May 20, 2009

Bellingham City Council Unanimous Vote for GI Sanctuary City Public Forum

Marchers took to the streets of Bellingham Saturday afternoon 

rallying for peace in the first annual Bellingham Peace March 

photo by Keith Daigle Western Front

A Victory for Peace & Sanctuary!

Last night, May 19th,  the Bellingham City Council voted 7-0 to host a Public Hearing on the matter of sanctuary for war resisters. Many people spoke eloquently in favor of such a hearing. Congratulations to Sanctuary City organizer Nick Spring and committee members who inspired a community movement around this issue. Please stay tuned to find out the date and location of the public forum. 

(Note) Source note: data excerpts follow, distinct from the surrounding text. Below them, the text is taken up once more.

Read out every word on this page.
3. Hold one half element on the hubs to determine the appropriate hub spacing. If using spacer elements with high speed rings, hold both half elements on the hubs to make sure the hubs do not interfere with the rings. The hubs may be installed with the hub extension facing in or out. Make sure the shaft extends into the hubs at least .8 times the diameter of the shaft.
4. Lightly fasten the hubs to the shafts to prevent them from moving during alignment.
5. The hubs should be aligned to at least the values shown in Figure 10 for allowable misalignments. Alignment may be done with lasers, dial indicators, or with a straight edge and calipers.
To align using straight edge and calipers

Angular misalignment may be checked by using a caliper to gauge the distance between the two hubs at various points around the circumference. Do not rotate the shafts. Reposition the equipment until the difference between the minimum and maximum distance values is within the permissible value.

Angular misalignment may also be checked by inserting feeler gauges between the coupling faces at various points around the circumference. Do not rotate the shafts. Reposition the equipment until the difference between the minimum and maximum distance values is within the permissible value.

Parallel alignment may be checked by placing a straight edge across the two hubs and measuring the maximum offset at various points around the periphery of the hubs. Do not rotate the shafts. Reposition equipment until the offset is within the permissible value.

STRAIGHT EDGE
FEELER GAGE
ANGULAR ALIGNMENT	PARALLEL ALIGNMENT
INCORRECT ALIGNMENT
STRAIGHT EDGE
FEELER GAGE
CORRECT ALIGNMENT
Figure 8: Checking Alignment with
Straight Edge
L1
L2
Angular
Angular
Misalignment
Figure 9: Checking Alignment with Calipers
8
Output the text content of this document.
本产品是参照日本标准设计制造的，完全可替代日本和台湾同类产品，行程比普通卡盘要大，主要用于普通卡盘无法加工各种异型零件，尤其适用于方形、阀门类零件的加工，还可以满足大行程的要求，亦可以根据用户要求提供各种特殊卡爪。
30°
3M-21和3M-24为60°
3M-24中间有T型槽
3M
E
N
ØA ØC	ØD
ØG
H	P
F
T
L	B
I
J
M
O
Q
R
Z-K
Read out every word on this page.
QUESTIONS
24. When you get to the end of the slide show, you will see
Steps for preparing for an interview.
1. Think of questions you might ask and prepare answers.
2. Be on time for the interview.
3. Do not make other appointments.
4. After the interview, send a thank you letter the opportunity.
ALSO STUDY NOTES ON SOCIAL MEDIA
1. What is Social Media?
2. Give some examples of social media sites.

Check out this week’s Western Front newspaper for an article (see below) about Saturday’s Peace Walk hosted by Sanctuary City and co-sponsored by the Whatcom Peace & Justice Center, Community to Community Development, Whatcom Human Rights Task Force, and Veterans for Peace. What an awesome day of hope and resistance with 200 participants. Thanks to everyone who participated!

-thanks to Bellingham GI Sanctuary City.

Campaign proposes ordinance to protect AWOL soldiers

by Julia Means   

Tuesday, May 19, 2009

Bellingham Peace Walk participant Ron Felix held a sign saying “Bellingham GI Sanctuary City” as he walked from Maritime Heritage Park in downtown Bellingham to the Village Green in Fairhaven. The Whatcom Peace and Justice Center teamed up with the Bellingham GI Sanctuary City campaign for the walk, which focused on a theme of hope and resistance.

Fairhaven student and Sanctuary City organizer Nick Spring said a GI sanctuary city is a place where soldiers can reside if they wish to exercise their right to object war.

Felix said he believes because war exists, people need to gather together to show they oppose it.

“I feel like everyone that can be here is representing someone who can’t be,” Felix said.   

The event coordinator of the Bellingham Peace Walk, Channing Showalter, said she met veterans of the war in Iraq last year who inspired her to find out what is going on with the war in Iraq.

Showalter said one of the goals of the Peace Walk is to bring attention to the United States’ occupation and the realities of what the U.S. is doing in Iraq.  

Showalter said she believes when we know these realities, actions must be taken as a community, such as supporting GI war resistors.

“We are all going about our lives as if nothing is happening,” Showalter said.  “It’s a jumpstart voicing the realities of occupation.”

The Bellingham GI Sanctuary City campaign is proposing an ordinance to the Bellingham City Council that will spell out, in writing, Bellingham’s position on the execution of military warrents for soldiers who are absent without leave (AWOL), Spring said.  

The ordinance would exclude 'acting on federal warrants' in the job descriptions of Bellingham law enforcement officials, Showalter said.

“Right now our tax dollars are paying for them to work on this,” Showalter said.  “We need to focus on local issues.”

Currently, if a police officer pulls a person over, runs his or her license and finds is AWOL, the officer can arrest the soldier and contact the military, Spring said.    

The group’s belief is that it is the responsibility of the military, not the Bellingham Police, to act on the apprehension and detainment of service members absent from military services, he said.

“We’re just trying to get it out there that this makes sense,” Spring said.

The group wants to create a public forum in the form of a town hall meeting, so Bellingham community members can discuss the issues surrounding AWOL soldiers and the responsibilities of the Bellingham Police, Spring said.

City Councilman Terry Bornemann said he made a motion for the Bellingham City Council to sponsor a public meeting for the sanctuary city forum.   The motion was seconded at the committee meeting Monday, May 18.

Bornemann served in the Vietnam War and said he understands how difficult it can be for soldiers who face the moral decision to engage in the war or leave because they feel it is an illegal war.  He said he agrees with the ordinance and that it should not be the responsibility of the local police. 

“I don’t know if it’s something we need to spend our resources on,” Bornemann said.

Councilman Stan Snapp said he is supportive of the public forum, but he has some concerns about the ordinance and the idea of a sanctuary city.

“I’m for the public meeting because it’s a public issue and is controversial as well,” Snapp said.

Council members have been approached for some time on the idea of a sanctuary city, Snapp said.  He said the idea of a sanctuary city is a little over the line for him personally.

“It’s beyond a moral issue of war,” Snapp said.  “It’s about a patriotic commitment.  Once you sign on [with the military], you sign on.”

Evan Knappenberger, an Iraq veteran and community activist, enlisted in the army and was forced to sign away his benefits when he was asked to serve a longer term than originally agreed upon.

Knappenberger said he wants the military to recognize that people change their minds and might not want to continue in the war.

“The reason I [tell my story] is to negate what happened to me happening to someone else,” Knappenberger said.  “We need to make a change and see a difference.”